Most controversially, the groups are demanding “parental rights” notification policies—essentially“forced outing” policies that require schools to out trans kids to parents, despite the fact that only a third of LGBTQ youth feel safe enough to come out to their families. (The state of California has sued one of the school districts trying to implement these policies.) It goes without saying that the people angrily demanding schools tell them if a child is trans are the last people who are safe to tell if a child is trans. Further, forced outing dismantles the special relationship between teachers and students, creating a hostile environment at school, the one place where an LGBTQ student may have felt safe.
As we saw this summer in a neighboring school district, Temecula Valley Unified School District, where the conservative evangelical board refused to give students textbooks because they mentioned seminal LGBTQ figure Harvey Milk, these efforts waste resources and can cost districts millions of dollars in lawsuits. They also waste time. Any parent volunteering for their child’s school events now must also volunteer to defend their schools from paramilitary groups.
Involved parents know that there are many different ways to engage at schools, and thus many places where principals seek out feedback from active parents. Bringing an army of agitators made up of non-stakeholders from out of town to destroy rather than build is disgusting and not one of those ways.
It’s going to take all of us to stop this coordinated attempt to astroturf our school boards. If you hear someone refer to educators as “groomers” or say schools are “indoctrinating” children, know that is the dark-money funded “parental rights” movement. It is an attack on your public schools. It is an attempt to waste your tax money, steal from your classrooms, and stop your children from getting the best education they can get.
But sending astroturf groups to attack school boards is not just a way to flip the political makeup of the boards while attacking unions and schools. Seizing power at the local school board level by hammering districts on “teaching CRT” is what delivered a surprise victory for conservative Governor Glenn Youngkin in previously blue Virginia. The national GOP seems to be trying to replicate his success, albeit with an updated anti-LGBTQ angle.

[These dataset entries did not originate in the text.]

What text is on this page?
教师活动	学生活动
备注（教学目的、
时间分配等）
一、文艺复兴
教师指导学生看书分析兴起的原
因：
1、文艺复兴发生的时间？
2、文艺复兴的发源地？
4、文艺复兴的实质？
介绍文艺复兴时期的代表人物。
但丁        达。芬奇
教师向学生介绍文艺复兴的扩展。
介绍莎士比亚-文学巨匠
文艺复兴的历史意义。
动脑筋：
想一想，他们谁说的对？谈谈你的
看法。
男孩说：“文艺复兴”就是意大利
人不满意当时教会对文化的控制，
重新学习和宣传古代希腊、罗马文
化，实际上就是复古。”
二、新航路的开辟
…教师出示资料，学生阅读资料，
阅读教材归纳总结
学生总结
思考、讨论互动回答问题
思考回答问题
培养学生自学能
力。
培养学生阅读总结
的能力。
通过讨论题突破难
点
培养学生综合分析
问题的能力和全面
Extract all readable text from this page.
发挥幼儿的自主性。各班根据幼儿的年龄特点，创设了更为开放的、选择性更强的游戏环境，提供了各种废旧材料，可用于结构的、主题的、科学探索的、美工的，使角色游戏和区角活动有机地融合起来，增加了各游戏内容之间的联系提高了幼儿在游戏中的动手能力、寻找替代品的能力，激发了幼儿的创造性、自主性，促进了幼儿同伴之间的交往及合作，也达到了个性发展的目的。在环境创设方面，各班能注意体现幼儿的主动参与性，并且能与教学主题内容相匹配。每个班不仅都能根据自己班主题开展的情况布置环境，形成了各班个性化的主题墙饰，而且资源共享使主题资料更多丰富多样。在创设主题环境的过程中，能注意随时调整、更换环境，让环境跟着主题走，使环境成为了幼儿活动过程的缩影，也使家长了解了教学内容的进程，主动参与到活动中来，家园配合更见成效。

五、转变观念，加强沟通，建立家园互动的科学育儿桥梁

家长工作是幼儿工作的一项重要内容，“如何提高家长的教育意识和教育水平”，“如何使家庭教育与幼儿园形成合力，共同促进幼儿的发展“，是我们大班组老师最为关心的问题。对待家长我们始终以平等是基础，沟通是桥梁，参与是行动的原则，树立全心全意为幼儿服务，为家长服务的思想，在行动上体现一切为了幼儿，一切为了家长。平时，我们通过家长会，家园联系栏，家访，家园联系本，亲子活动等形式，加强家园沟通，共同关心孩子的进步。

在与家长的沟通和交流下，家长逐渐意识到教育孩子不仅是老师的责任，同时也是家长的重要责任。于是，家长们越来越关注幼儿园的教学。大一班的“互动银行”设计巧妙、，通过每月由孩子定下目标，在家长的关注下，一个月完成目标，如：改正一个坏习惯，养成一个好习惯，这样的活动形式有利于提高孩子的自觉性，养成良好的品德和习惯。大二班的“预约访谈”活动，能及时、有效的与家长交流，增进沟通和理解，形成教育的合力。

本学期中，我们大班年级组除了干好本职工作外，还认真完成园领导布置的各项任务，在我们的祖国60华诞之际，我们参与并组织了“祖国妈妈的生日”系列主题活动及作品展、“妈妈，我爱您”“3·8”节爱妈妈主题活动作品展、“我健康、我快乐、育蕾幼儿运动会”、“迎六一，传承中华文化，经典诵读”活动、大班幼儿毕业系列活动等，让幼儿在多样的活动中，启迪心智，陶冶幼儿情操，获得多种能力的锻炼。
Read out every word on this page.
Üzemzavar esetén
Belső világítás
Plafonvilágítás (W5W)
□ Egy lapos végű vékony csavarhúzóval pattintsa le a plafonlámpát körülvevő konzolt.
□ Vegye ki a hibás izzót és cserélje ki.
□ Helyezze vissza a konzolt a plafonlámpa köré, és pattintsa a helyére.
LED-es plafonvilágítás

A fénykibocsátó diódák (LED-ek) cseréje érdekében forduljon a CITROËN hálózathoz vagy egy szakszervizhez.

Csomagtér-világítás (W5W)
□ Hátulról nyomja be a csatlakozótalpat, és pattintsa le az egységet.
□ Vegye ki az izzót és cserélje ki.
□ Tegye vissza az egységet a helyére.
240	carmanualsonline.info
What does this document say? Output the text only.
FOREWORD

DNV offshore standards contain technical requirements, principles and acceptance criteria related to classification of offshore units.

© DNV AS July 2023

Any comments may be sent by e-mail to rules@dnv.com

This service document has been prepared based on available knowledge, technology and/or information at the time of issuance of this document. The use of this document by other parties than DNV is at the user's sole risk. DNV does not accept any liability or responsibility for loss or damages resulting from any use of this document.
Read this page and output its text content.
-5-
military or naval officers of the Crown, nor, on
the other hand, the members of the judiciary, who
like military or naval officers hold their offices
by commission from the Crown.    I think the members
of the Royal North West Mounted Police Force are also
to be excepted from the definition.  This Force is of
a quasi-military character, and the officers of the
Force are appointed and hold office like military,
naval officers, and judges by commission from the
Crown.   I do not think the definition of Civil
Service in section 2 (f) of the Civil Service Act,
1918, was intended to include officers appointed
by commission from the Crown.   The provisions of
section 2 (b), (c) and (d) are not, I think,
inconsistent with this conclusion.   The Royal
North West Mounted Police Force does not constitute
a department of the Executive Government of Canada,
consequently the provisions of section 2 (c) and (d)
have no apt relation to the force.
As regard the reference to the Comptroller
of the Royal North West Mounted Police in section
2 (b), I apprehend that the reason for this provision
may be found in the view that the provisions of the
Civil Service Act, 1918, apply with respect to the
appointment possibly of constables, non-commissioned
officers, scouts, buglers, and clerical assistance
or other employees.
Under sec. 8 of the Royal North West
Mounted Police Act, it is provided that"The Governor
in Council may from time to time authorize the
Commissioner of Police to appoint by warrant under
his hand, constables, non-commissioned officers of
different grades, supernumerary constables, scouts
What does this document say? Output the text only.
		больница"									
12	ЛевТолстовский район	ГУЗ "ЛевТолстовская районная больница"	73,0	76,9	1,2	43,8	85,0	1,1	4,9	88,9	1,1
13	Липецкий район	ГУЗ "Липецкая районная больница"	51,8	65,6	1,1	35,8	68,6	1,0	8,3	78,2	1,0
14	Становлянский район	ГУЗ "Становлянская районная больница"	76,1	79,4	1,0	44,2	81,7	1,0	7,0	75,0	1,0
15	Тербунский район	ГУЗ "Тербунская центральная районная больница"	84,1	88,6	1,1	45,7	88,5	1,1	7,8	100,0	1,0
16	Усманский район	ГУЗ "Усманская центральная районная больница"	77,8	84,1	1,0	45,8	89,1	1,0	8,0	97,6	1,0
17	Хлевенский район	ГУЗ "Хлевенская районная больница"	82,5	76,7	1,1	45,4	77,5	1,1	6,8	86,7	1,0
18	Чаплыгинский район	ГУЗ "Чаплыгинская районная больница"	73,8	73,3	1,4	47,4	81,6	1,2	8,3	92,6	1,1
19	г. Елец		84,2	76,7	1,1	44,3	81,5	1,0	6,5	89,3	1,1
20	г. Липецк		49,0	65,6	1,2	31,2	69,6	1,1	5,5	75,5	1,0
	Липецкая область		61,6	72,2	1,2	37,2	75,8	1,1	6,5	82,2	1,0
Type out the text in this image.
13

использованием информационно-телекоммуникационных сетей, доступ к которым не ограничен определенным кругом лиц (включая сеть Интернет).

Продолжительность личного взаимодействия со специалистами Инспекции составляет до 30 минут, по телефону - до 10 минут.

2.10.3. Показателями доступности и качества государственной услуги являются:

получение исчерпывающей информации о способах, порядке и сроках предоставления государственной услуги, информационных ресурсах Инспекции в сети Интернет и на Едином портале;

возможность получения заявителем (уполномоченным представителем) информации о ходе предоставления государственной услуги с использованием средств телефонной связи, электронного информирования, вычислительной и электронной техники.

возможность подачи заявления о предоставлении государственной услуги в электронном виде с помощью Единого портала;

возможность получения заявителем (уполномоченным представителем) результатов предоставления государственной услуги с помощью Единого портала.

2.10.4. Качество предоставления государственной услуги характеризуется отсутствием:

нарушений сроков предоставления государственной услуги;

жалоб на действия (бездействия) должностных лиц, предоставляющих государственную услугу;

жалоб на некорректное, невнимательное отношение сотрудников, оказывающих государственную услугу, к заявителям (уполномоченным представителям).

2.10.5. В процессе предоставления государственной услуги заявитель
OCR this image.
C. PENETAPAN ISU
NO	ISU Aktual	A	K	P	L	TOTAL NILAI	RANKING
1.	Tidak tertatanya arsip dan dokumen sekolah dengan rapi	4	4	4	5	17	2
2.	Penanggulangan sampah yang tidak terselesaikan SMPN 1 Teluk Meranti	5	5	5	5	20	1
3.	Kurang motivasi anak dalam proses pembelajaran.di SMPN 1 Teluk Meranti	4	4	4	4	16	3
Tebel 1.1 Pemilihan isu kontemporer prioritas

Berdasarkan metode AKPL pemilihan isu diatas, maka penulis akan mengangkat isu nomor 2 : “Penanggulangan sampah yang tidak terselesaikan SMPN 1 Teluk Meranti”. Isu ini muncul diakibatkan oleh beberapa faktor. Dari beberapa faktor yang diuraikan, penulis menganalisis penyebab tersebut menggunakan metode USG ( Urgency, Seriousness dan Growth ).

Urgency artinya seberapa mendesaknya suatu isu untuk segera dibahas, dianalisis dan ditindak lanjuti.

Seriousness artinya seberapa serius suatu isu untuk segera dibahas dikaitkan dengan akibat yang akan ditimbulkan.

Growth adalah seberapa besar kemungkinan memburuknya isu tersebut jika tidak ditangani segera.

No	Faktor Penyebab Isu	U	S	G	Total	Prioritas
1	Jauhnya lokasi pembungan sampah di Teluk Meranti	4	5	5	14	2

Mobilizing a motley crew of homeschoolers, anti-vaxxers, and anti-maskers around “parental rights” is part of the lead-up for the 2024 election. This is Steve Bannon’s “precinct by precinct” strategy, an extremist reboot of the Reagan Revolution that utilizes the far right to knock on doors. The GOP believes that dismantling the public school system will give it a ground game in blue strongholds, a winning strategy.
The losers, of course, will be the children of the parents wearing the “Leave Our Kids Alone” T-shirts, who, when the dust settles, will be left with destroyed schools and communities. What teacher wants to push past 200 screaming men to go to work? How will principals attract talent in the midst of a nationwide teacher shortage? These parents will cling to the shiny promise of vouchers for religious and private schools, not realizing that if the GOP wanted to fund schools for all, it would have already done so. Instead, it sacrificed their children as pawns.